Another report by the same bank revealed UK house prices rose by 7.7% in November compared to the same month a year earlier, the fastest annual increase in six years.
Martin Ellis, a housing economist at Halifax, said in a statement, cited by Bloomberg, “Stronger demand, combined with an insufficient increase in housing supply, has resulted in increases in house prices accompanying higher activity, however pressure on consumer finances will remain a constraint on the rate of growth of house prices.”
Last week, BoE attempted to restrain the strengthening British property market by ending incentives for mortgage lending under its credit-boosting program. Before the decision was made, BoE boosted the housing demand by its Funding and Lending Scheme, combined with the UK government Help to Buy program, which aimed to help buyers with small deposits.
A survey on UK Consumer Inflationary Expectations during the three months ended September 2013, showed that inflationary expectations increased to 3.6% , compared to the previous reading of 3.2%. Inflation Expectations measure the percentage, at which consumers expect the price of goods and services will change during the next 12 months. The indicator is based on a survey of about 2 000 consumers on a quarterly basis and is made in co-operation between The Bank of England and GfK. The released figures supported the sterling.
On Thursday, the Monetary Policy Committee, decided to keep the pace of its monthly asset purchases unchanged at 375 billion pounds. The Monetary Policy Committee consists of 9 members, 5 of which are from BoE and 4 are outside experts, which are appointed by the present BoE’s Governor, Mark Carney. The asset-purchasing program was pledged to remain unchanged until unemployment, currently at 7.6 percent, falls below 7 percent. The Committee announced that it will keep the benchmark interest rate at the record low of 0.5%. The decisions were in line with expectations and confirmed the stance from bank’s last policy meeting on November 7th.
Meanwhile, yesterday US revealed much-better-than-expected economic data.
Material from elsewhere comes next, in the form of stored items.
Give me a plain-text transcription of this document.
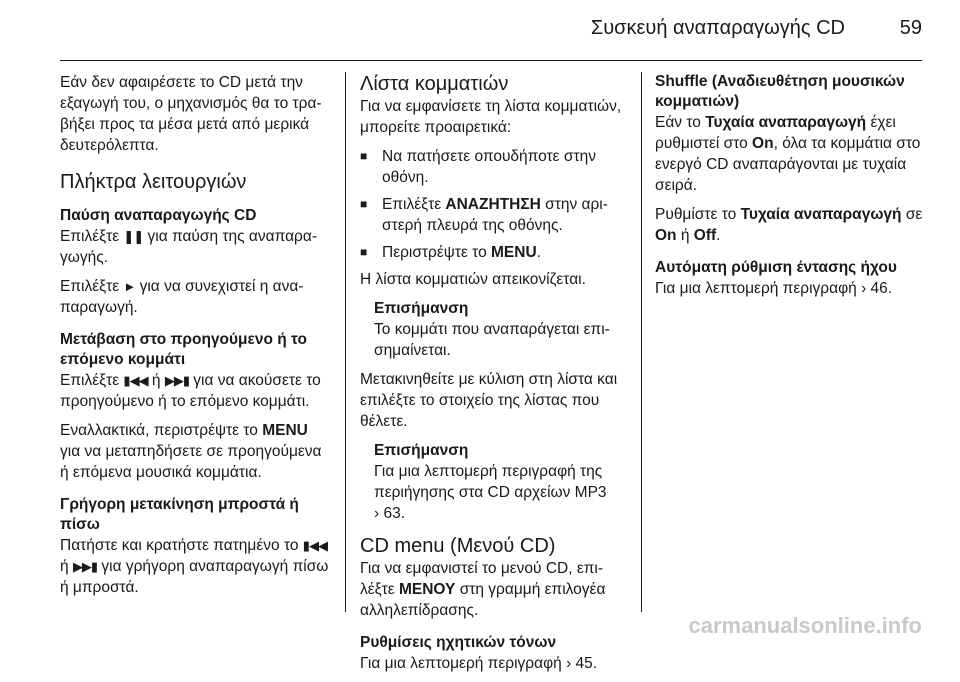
Συσκευή αναπαραγωγής CD	59

Εάν δεν αφαιρέσετε το CD μετά την εξαγωγή του, ο μηχανισμός θα το τραβήξει προς τα μέσα μετά από μερικά δευτερόλεπτα.

Πλήκτρα λειτουργιών
Παύση αναπαραγωγής CD

Επιλέξτε ❚❚ για παύση της αναπαραγωγής.

Επιλέξτε ► για να συνεχιστεί η αναπαραγωγή.

Μετάβαση στο προηγούμενο ή το επόμενο κομμάτι

Επιλέξτε ▮◀◀ ή ▶▶▮ για να ακούσετε το προηγούμενο ή το επόμενο κομμάτι.

Εναλλακτικά, περιστρέψτε το MENU για να μεταπηδήσετε σε προηγούμενα ή επόμενα μουσικά κομμάτια.

Γρήγορη μετακίνηση μπροστά ή πίσω

Πατήστε και κρατήστε πατημένο το ▮◀◀ ή ▶▶▮ για γρήγορη αναπαραγωγή πίσω ή μπροστά.

Λίστα κομματιών

Για να εμφανίσετε τη λίστα κομματιών, μπορείτε προαιρετικά:

■ Να πατήσετε οπουδήποτε στην οθόνη.
■ Επιλέξτε ΑΝΑΖΗΤΗΣΗ στην αριστερή πλευρά της οθόνης.
■ Περιστρέψτε το MENU.

Η λίστα κομματιών απεικονίζεται.

Επισήμανση
Το κομμάτι που αναπαράγεται επισημαίνεται.

Μετακινηθείτε με κύλιση στη λίστα και επιλέξτε το στοιχείο της λίστας που θέλετε.

Επισήμανση
Για μια λεπτομερή περιγραφή της περιήγησης στα CD αρχείων MP3
› 63.
CD menu (Μενού CD)

Για να εμφανιστεί το μενού CD, επιλέξτε ΜΕΝΟΥ στη γραμμή επιλογέα αλληλεπίδρασης.

Ρυθμίσεις ηχητικών τόνων

Για μια λεπτομερή περιγραφή › 45.

Shuffle (Αναδιευθέτηση μουσικών κομματιών)

Εάν το Τυχαία αναπαραγωγή έχει ρυθμιστεί στο On, όλα τα κομμάτια στο ενεργό CD αναπαράγονται με τυχαία σειρά.

Ρυθμίστε το Τυχαία αναπαραγωγή σε On ή Off.

Αυτόματη ρύθμιση έντασης ήχου

Για μια λεπτομερή περιγραφή › 46.

carmanualsonline.info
The US Commerce Department reported the nation’s revised Gross Domestic Product grew at a 3.6% annualized rate in the third quarter, up from the initial estimate of 2.8% and the strongest since Q1 of 2012, beating analysts’ projections for a 3.1% expansion. According to the report, US growth was mainly driven by the largest increase in inventories since early 1998. Inventories increased at a $116.5 billion annualized pace in Q3, compared to $86 billion rate the preceding quarter.
A separate report, provided by the Labor Department, showed that the number of people who filed for initial unemployment benefits sharply dropped in the week ended November 30th. Initial Jobless Claims declined to 298 000 last week, compared to an upward revision of 321 000 claims in the preceding week, confounding analysts’ expectations for a jump to 325 000.
Yesterday’s jobless claims, coupled with better-than-expected employment data on Wednesday, fueled speculations we might get upbeat readings today when the Labor Department will release November’s keenly awaited non-farm payrolls and unemployment rate. Automatic Data Processing Inc. reported on Wednesday that U.S. private employers added 215 000 jobs last month, the biggest increase in a year, confounding analysts projections for a decline to 170 000. October’s reading received an upward revision to 184 000 from initially estimated at 130 000, suggesting the US economy fared better than economists thought in October.
Today’s reports may show that US employers added 180 000 jobs in November, while the unemployment rate slid back to a five-year low of 7.2%. If confirmed, this would further boost demand prospects, but gains are expected to remain limited as the readings would also reinforce speculations for an earlier-than-expected tapering of Fed’s monetary stimulus.
Elsewhere, AUD/USD slipped to a session low at 0.9036 at 1:04 GMT, after which consolidation followed at 0.9050, down 0.14% for the day. Support was likely to be received at December 5th low, 0.9004, while resistance was to be met at December 5th high, 0.9076.